In my fasting series [19], I wrote about how severely obese patients have had success with year-long fasts, but they were under medical supervision and had a lot of extraneous tissue to burn through. I take it that you do not, so I would advise against a weeklong fast. If you insist on pushing the limits (can’t blame you there), start smaller. Try a day-and-a-half long fast, first, and see how you respond. Go from there, and stay cognizant and realistic about how you’re feeling during the fast. Be willing to cut it short if you feel terrible.


I just wanted to ask you to add to your Primal Blueprint a warning of the dangers of oxalic acid. We hear we need to eat a lot of plant food, like dark, leafy greens. Oxalic acid in many fruits, vegetables, nuts and berries can cause kidney problems and even death. I would like you to share with the public that we should be aware of foods high in oxalic acid, not eat the same plant foods regularly, and not consume too much of it. It doesn’t take much oxalic acid and it doesn’t need to be over a long period of time, before you might get ill from oxalic acid! It’s highly toxic! There should be a warning to people about this, especially when they choose to eat Primal! (And this is why I think we were born with a sweet tooth! To avoid plant food that are high in oxalic acid!)

Best regards,


I don’t know that I’d characterize oxalic as “highly toxic,” at least not unequivocally for everyone.

In healthy guts, oxalates will generally pass through the GI tract into the stool without being absorbed and causing problems. Just between 2-15% of dietary oxalates ever get absorbed in healthy people [20], depending on the inherent solubility of the oxalates (almond oxalates, for example, are more absorbable [21] than black bean oxalates). In compromised guts, oxalates will be absorbed at greater rates. People with celiac disease, which is usually characterized by a perpetually permeable gut lining if left untreated with a gluten-free diet, are at a higher risk of calcium oxalate kidney stones [22] due to (in part) greater oxalate absorption. Certain species of gut flora [23] also contribute to oxalate degradation (PDF [24]), so individuals without the right species will experience impaired oxalate breakdown, leaving more oxalate available for absorption.
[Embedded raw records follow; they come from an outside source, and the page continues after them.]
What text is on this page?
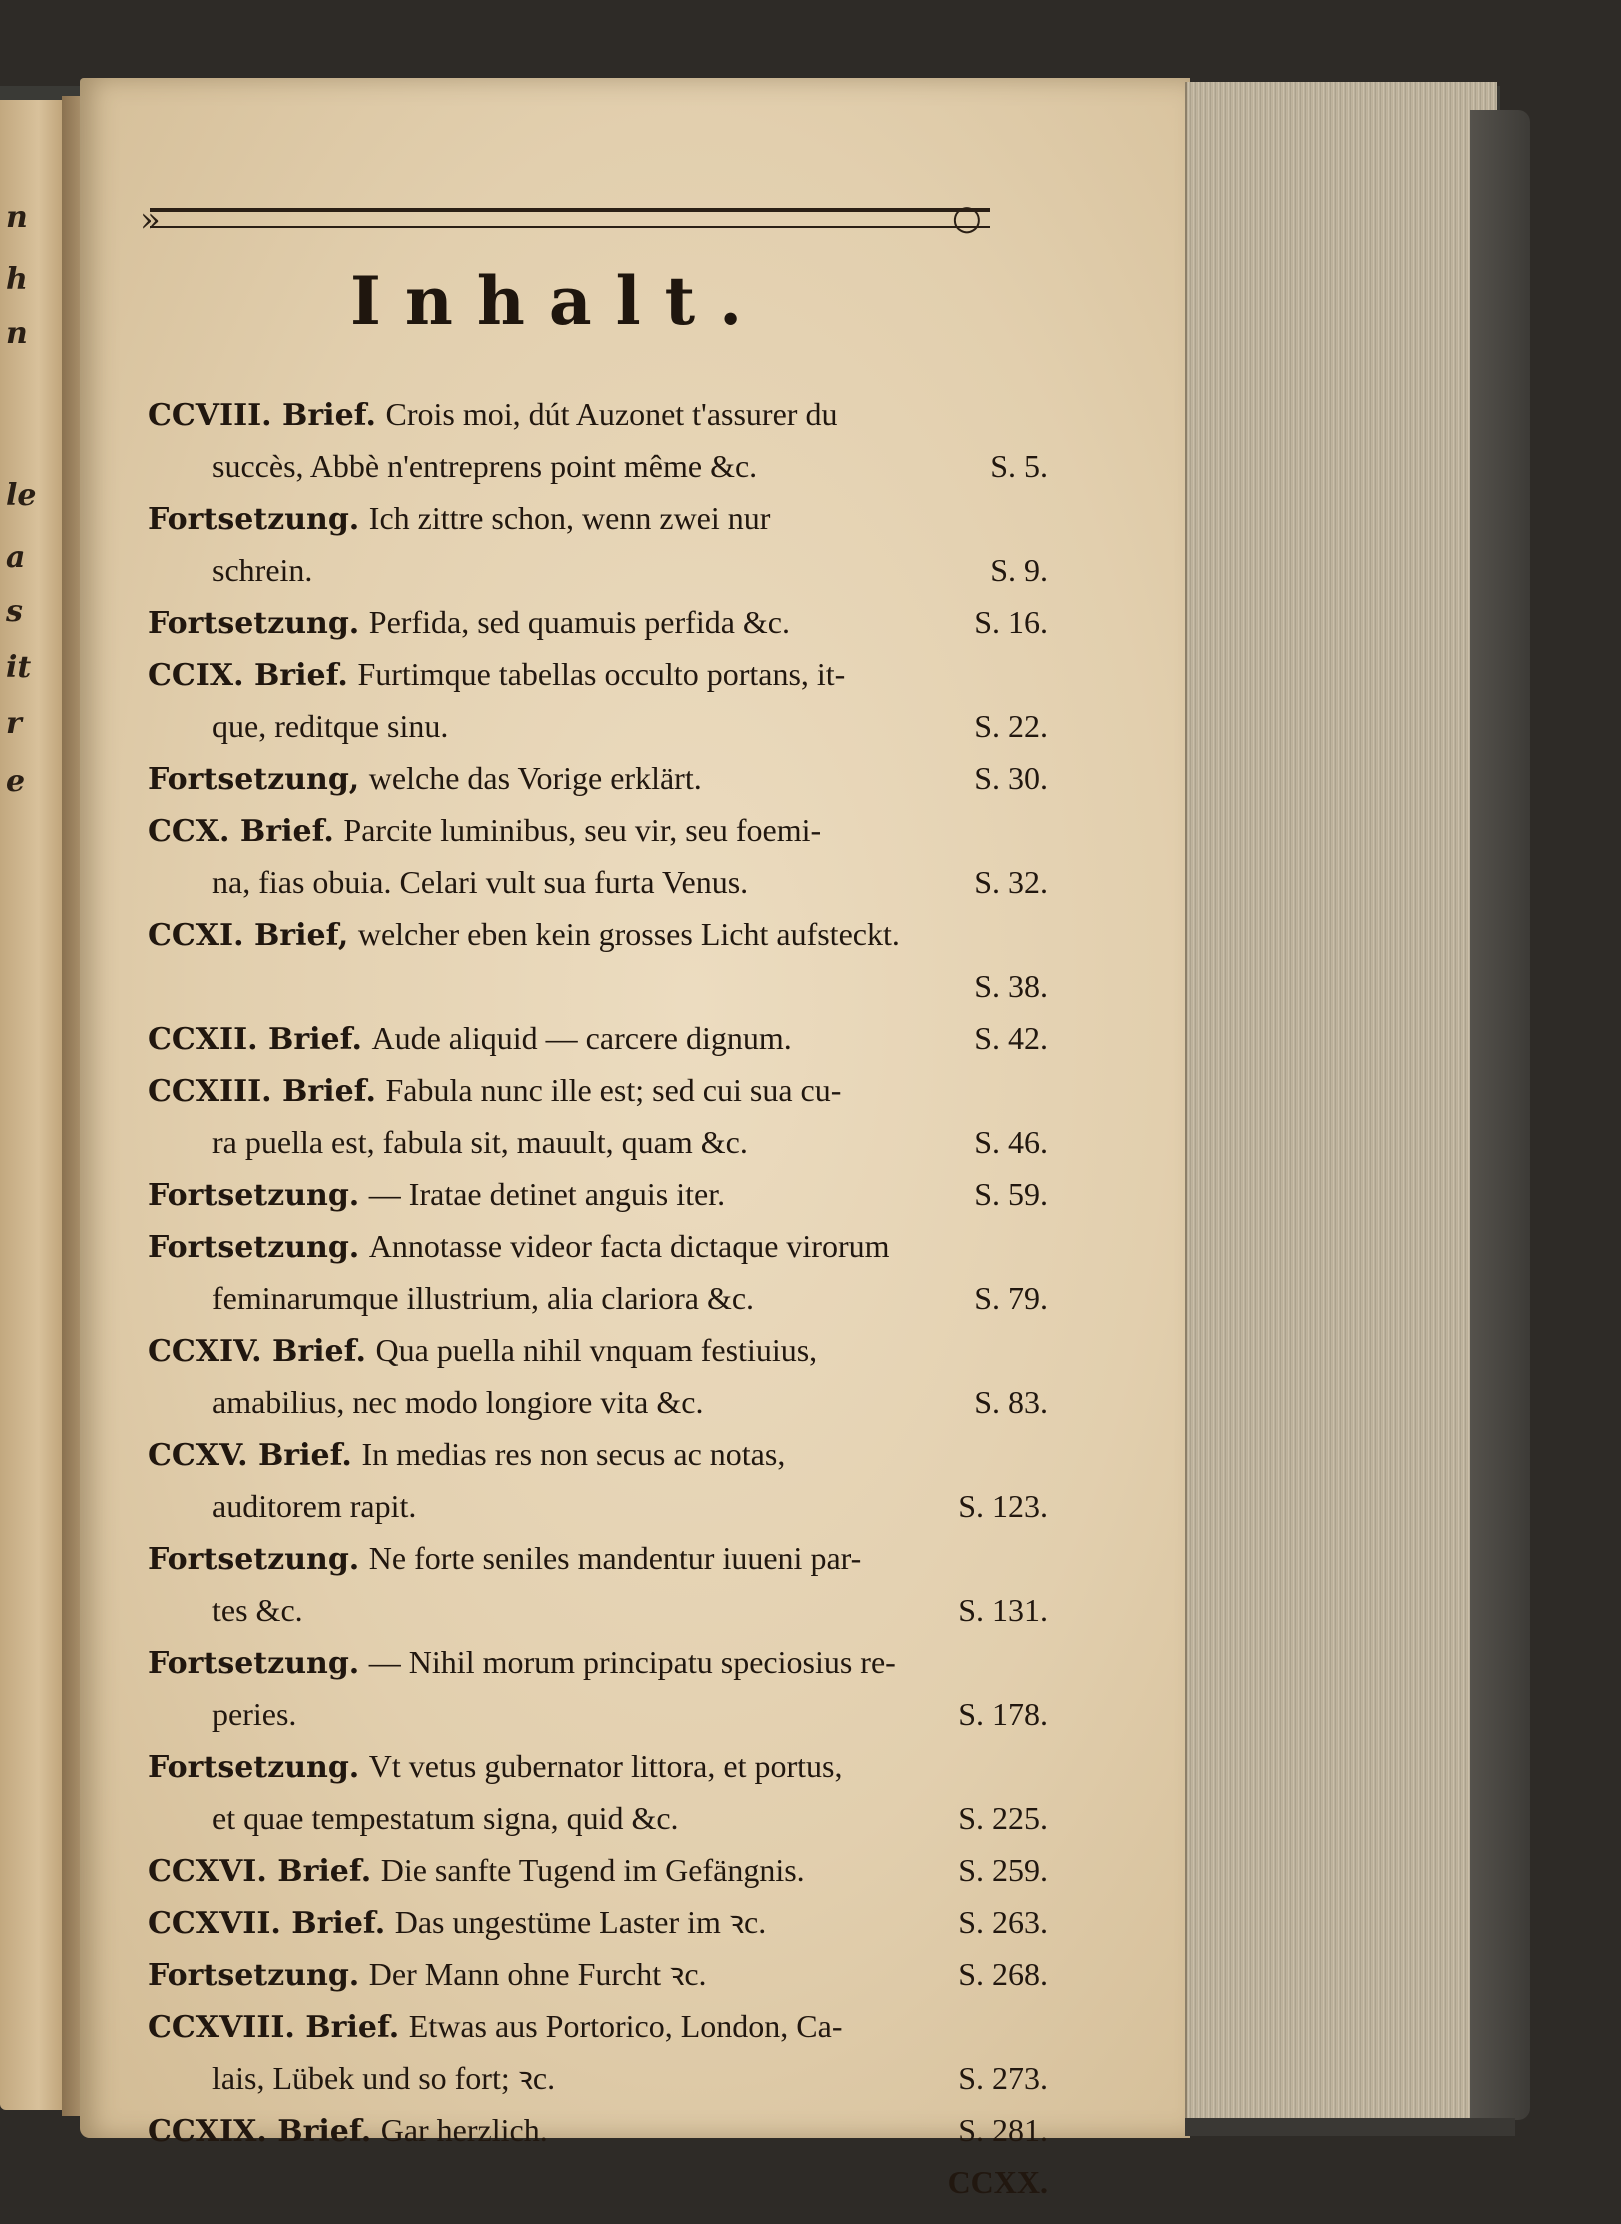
n
h
n
le
a
s
it
r
e
»	○
Inhalt.
CCVIII. Brief. Crois moi, dút Auzonet t'assurer du
succès, Abbè n'entreprens point même &c.	S. 5.
Fortsetzung. Ich zittre schon, wenn zwei nur
schrein.	S. 9.
Fortsetzung. Perfida, sed quamuis perfida &c.	S. 16.
CCIX. Brief. Furtimque tabellas occulto portans, it-
que, reditque sinu.	S. 22.
Fortsetzung, welche das Vorige erklärt.	S. 30.
CCX. Brief. Parcite luminibus, seu vir, seu foemi-
na, fias obuia. Celari vult sua furta Venus.	S. 32.
CCXI. Brief, welcher eben kein grosses Licht aufsteckt.
S. 38.
CCXII. Brief. Aude aliquid — carcere dignum.	S. 42.
CCXIII. Brief. Fabula nunc ille est; sed cui sua cu-
ra puella est, fabula sit, mauult, quam &c.	S. 46.
Fortsetzung. — Iratae detinet anguis iter.	S. 59.
Fortsetzung. Annotasse videor facta dictaque virorum
feminarumque illustrium, alia clariora &c.	S. 79.
CCXIV. Brief. Qua puella nihil vnquam festiuius,
amabilius, nec modo longiore vita &c.	S. 83.
CCXV. Brief. In medias res non secus ac notas,
auditorem rapit.	S. 123.
Fortsetzung. Ne forte seniles mandentur iuueni par-
tes &c.	S. 131.
Fortsetzung. — Nihil morum principatu speciosius re-
peries.	S. 178.
Fortsetzung. Vt vetus gubernator littora, et portus,
et quae tempestatum signa, quid &c.	S. 225.
CCXVI. Brief. Die sanfte Tugend im Gefängnis.	S. 259.
CCXVII. Brief. Das ungestüme Laster im ꝛc.	S. 263.
Fortsetzung. Der Mann ohne Furcht ꝛc.	S. 268.
CCXVIII. Brief. Etwas aus Portorico, London, Ca-
lais, Lübek und so fort; ꝛc.	S. 273.
CCXIX. Brief. Gar herzlich.	S. 281.
CCXX.
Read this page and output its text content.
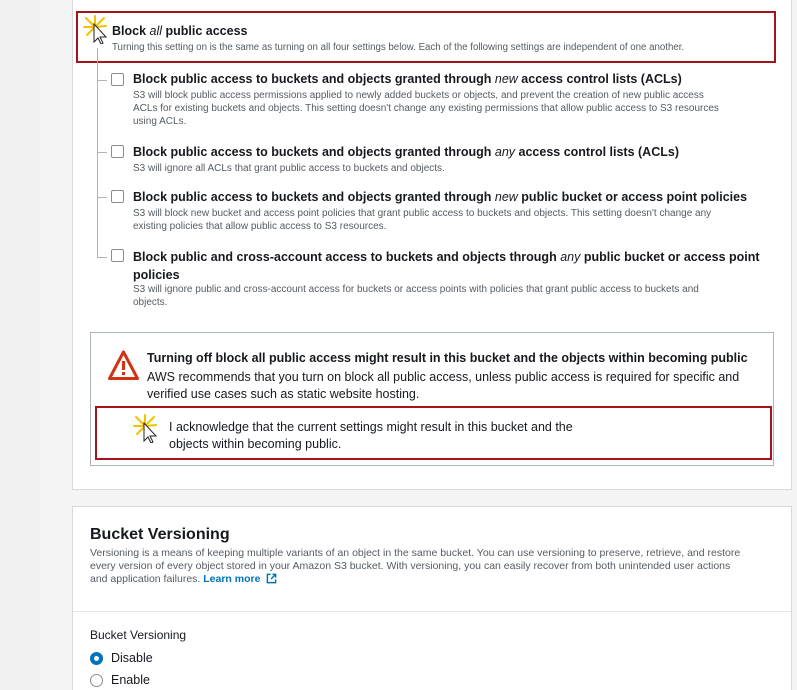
Block all public access
Turning this setting on is the same as turning on all four settings below. Each of the following settings are independent of one another.
Block public access to buckets and objects granted through new access control lists (ACLs)
S3 will block public access permissions applied to newly added buckets or objects, and prevent the creation of new public access
ACLs for existing buckets and objects. This setting doesn't change any existing permissions that allow public access to S3 resources
using ACLs.
Block public access to buckets and objects granted through any access control lists (ACLs)
S3 will ignore all ACLs that grant public access to buckets and objects.
Block public access to buckets and objects granted through new public bucket or access point policies
S3 will block new bucket and access point policies that grant public access to buckets and objects. This setting doesn't change any
existing policies that allow public access to S3 resources.
Block public and cross-account access to buckets and objects through any public bucket or access point
policies
S3 will ignore public and cross-account access for buckets or access points with policies that grant public access to buckets and
objects.
Turning off block all public access might result in this bucket and the objects within becoming public
AWS recommends that you turn on block all public access, unless public access is required for specific and
verified use cases such as static website hosting.
I acknowledge that the current settings might result in this bucket and the
objects within becoming public.
Bucket Versioning
Versioning is a means of keeping multiple variants of an object in the same bucket. You can use versioning to preserve, retrieve, and restore
every version of every object stored in your Amazon S3 bucket. With versioning, you can easily recover from both unintended user actions
and application failures. Learn more
Bucket Versioning
Disable
Enable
Probiotic supplementation [25] with the right species has been shown to reduce urinary excretion of oxalates and the formation of stones in patients with hyperoxaluria [26].

When oxalate is absorbed, however, the vast majority of it is excreted through the urine. Too high a concentration of urinary oxalate can lead to impaired dissolution of oxalate and the formation of kidney stones; less oxalate in the urine by volume means the oxalate is easier to dissolve.

Some people definitely have problems with oxalates, either because of intestinal permeability, hyperoxaluria (excessive urinary excretion of oxalate caused by impaired oxalate degradation enzymes and/or increased oxalate absorption), or dysfunctional gut flora. Those people will want to limit oxalates and cook their greens. Other strategies include taking a calcium citrate supplement with meals (calcium citrate binds to oxalate in the gut and reduces its absorption), taking a magnesium-potassium citrate supplement [27], and supplementing with probiotics.

The benefits of “high oxalate” foods like leafy greens, nuts, and other vegetables are such that I wouldn’t give up every oxalate-containing food. If you’re worried about oxalates, rotating the greens you eat (kale and collards are some of the lower-oxalate greens) and limiting the amount of raw vegetables you eat should reduce your oxalate absorption.

If you do have leaky gut, celiac, any intestinal disorder like Crohn’s or IBS, generally poor digestion, or have a family/personal history of kidney stones, check out Low Oxalate Info [28], a handy, comprehensive website dedicated to low-oxalate living.

That’s it for today, folks. Thanks for the questions and keep them coming!